Ao olhar para o que está ocorrendo na Palestina nos últimos meses, porém, é possível vislumbrar respostas para uma das perguntas que mais me inquietam — e não só a mim: como a humanidade permitiu que o Holocausto acontecesse? A resposta parece estar em nossa incapacidade de reagir coletiva e rapidamente ao monstruoso, uma vez que nos entregamos a interesses políticos mais imediatos e nos perdemos em conjecturas supérfluas diante da realidade que se escancara bem diante de nossos olhos. Enquanto vacilamos, os perpetradores da carnificina avançam resolutos, intensificando o massacre.

Um exemplo é a discussão inócua iniciada pelas reações do governo israelense e de seus defensores na imprensa mundial e brasileira depois de Lula ter dito e repetido a obviedade de que Netanyahu está promovendo um genocídio em Gaza que tem paralelo com o que Hitler fez com os judeus (e com comunistas, homossexuais, ciganos) no século XX. Em meio a tuítes indignados e a notas de repúdio — e a um pedido de impeachment protocolado na Câmara dos Deputados —, o governo de Israel avançou em seu plano de atacar Rafah, ao sul de Gaza, para onde ordenara que os civis fugissem caso não quisessem morrer nos bombardeios mais ao norte, e apropriou-se de novas áreas da Cisjordânia, onde também decidiu construir mais assentamentos. E israelenses de extrema direita aproveitaram a terra-arrasada que restou no norte da faixa territorial palestina para tentar construir um novo assentamento judeu.

O projeto, aqui, claramente, é ir esticando as fronteiras do aceitável, normalizando a barbárie, até que os atos mais impensáveis possam ser executados sem que causem escândalo ou, menos ainda, acarretem maiores consequências. Assim, em 29 de fevereiro, um raro comboio de ajuda humanitária entra na Faixa de Gaza e é imediatamente cercado por palestinos famélicos — nada mais natural para quem precisa urgentemente de um pouco de farinha para não ver a família morrer de inanição. Soldados israelenses se envolvem, disparam contra pessoas que só querem comida. Um drone filma tudo lá do alto. Como resultado, mais de cem civis perdem a vida. A guerra de versões começa imediatamente, seguindo o roteiro tradicional, em que as Forças Armadas de Israel se eximem de responsabilidade ou oferecem justificativas irrelevantes para os crimes que cometem, assim como ocorrera nos ataques que fizeram aos hospitais de Gaza “em busca de terroristas”. E antes, e sempre.

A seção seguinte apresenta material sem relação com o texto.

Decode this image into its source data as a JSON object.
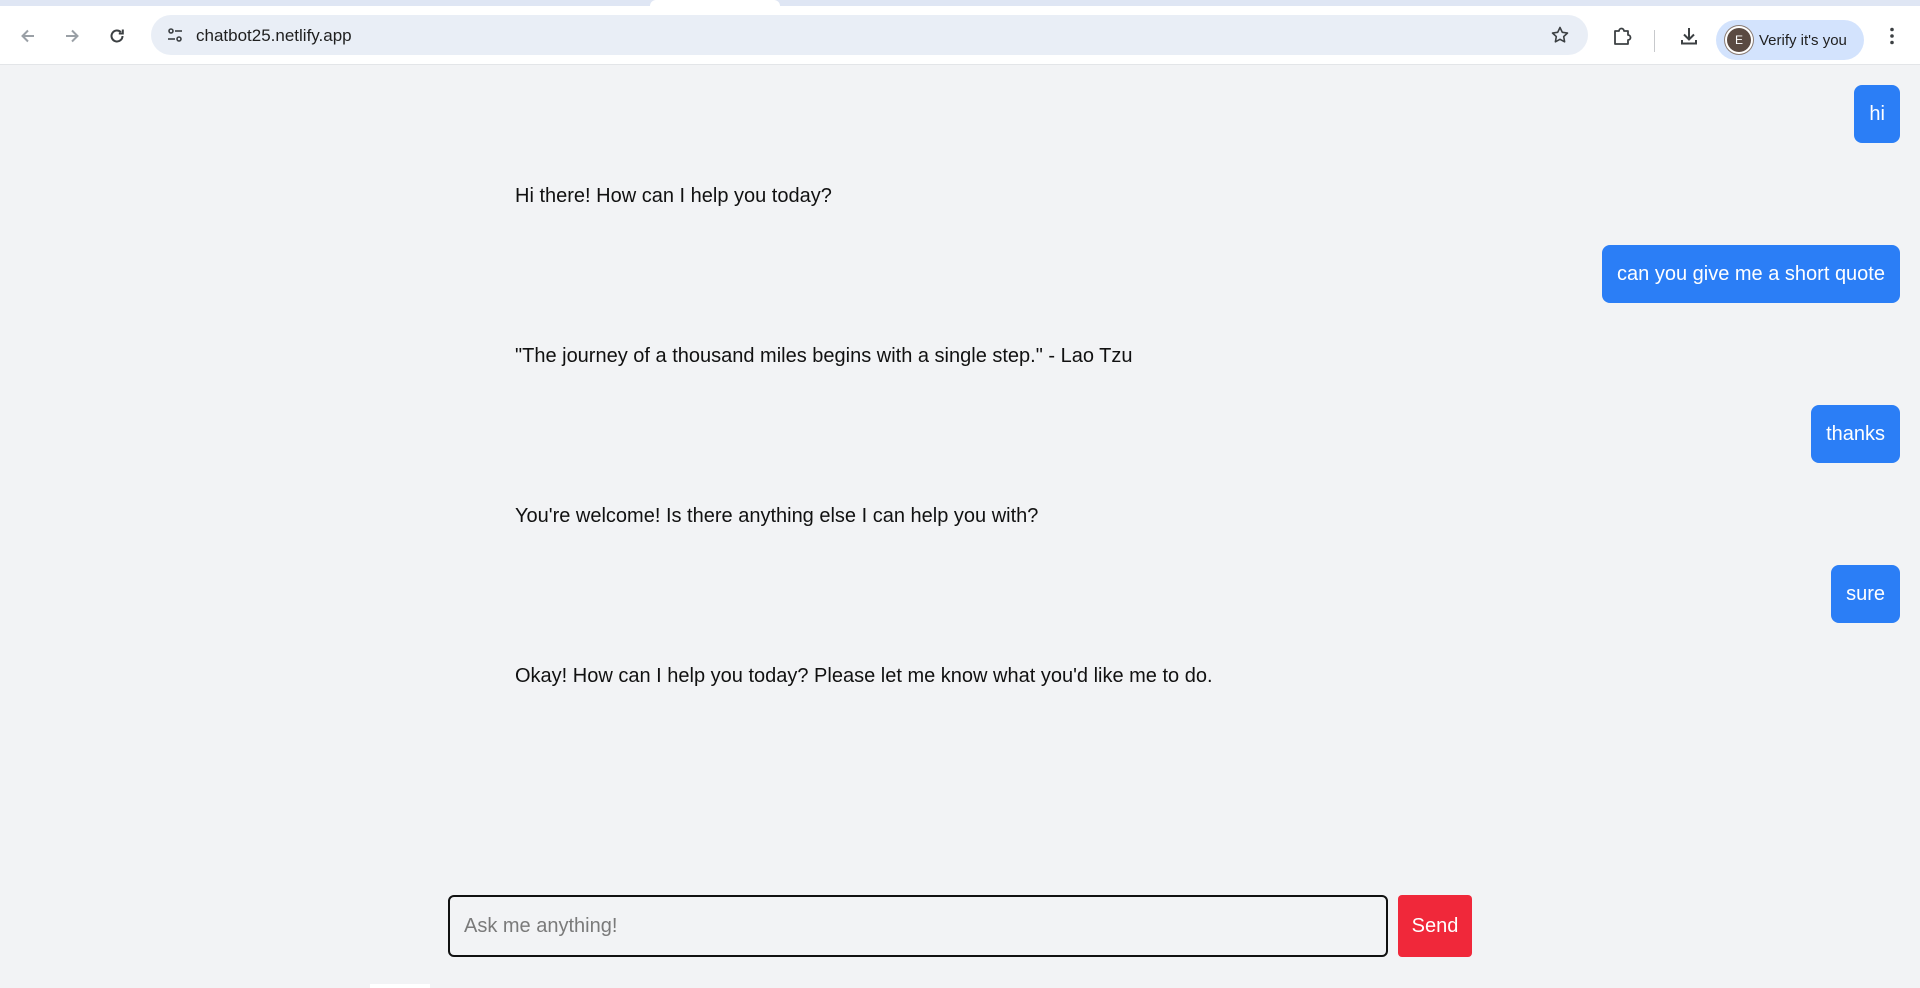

Contudo, não há dúvidas. Se essas pessoas todas morreram atingidas por projéteis (os militares israelenses admitem ter assassinado no episódio “não mais que dez” palestinos na fila do pão — e confessar um crime horrendo como esse perde importância diante do pequeno número de “animais humanos” confessadamente abatidos, tornando-se quase uma absolvição) ou pisoteadas, ou de ambas as formas, o culpado é o mesmo. Afinal, os palestinos em Gaza apenas se amontoaram em volta dos caminhões de ajuda humanitária porque estão sendo castigados pela fome e pela sede, consequências óbvias de quase cinco meses de ataques brutais. E, se efetivamente houve gente pisoteada, isso se deve ao fato de que soldados israelenses começaram a disparar contra a multidão — alguém ficaria parado ao ouvir os estampidos vindos da arma de um agressor que está matando seus vizinhos aos milhares? Basta retirar Israel da cena e nada disso teria acontecido. E é assim desde 1948.

O que estamos assistindo em Gaza é cada vez mais preocupante porque, com o irrefreável genocídio em curso, Israel, apoiado pelos Estados Unidos e pela Europa — por bilhões de dólares em dinheiro e armas enviados pelo Ocidente —, está definitiva e talvez permanentemente destruindo qualquer noção de direitos humanos e qualquer possibilidade de que sejam colocados em prática no presente e no futuro. Graças a essa matança, os limites da civilidade, que já eram estreitos, estão desaparecendo a uma velocidade vertiginosa.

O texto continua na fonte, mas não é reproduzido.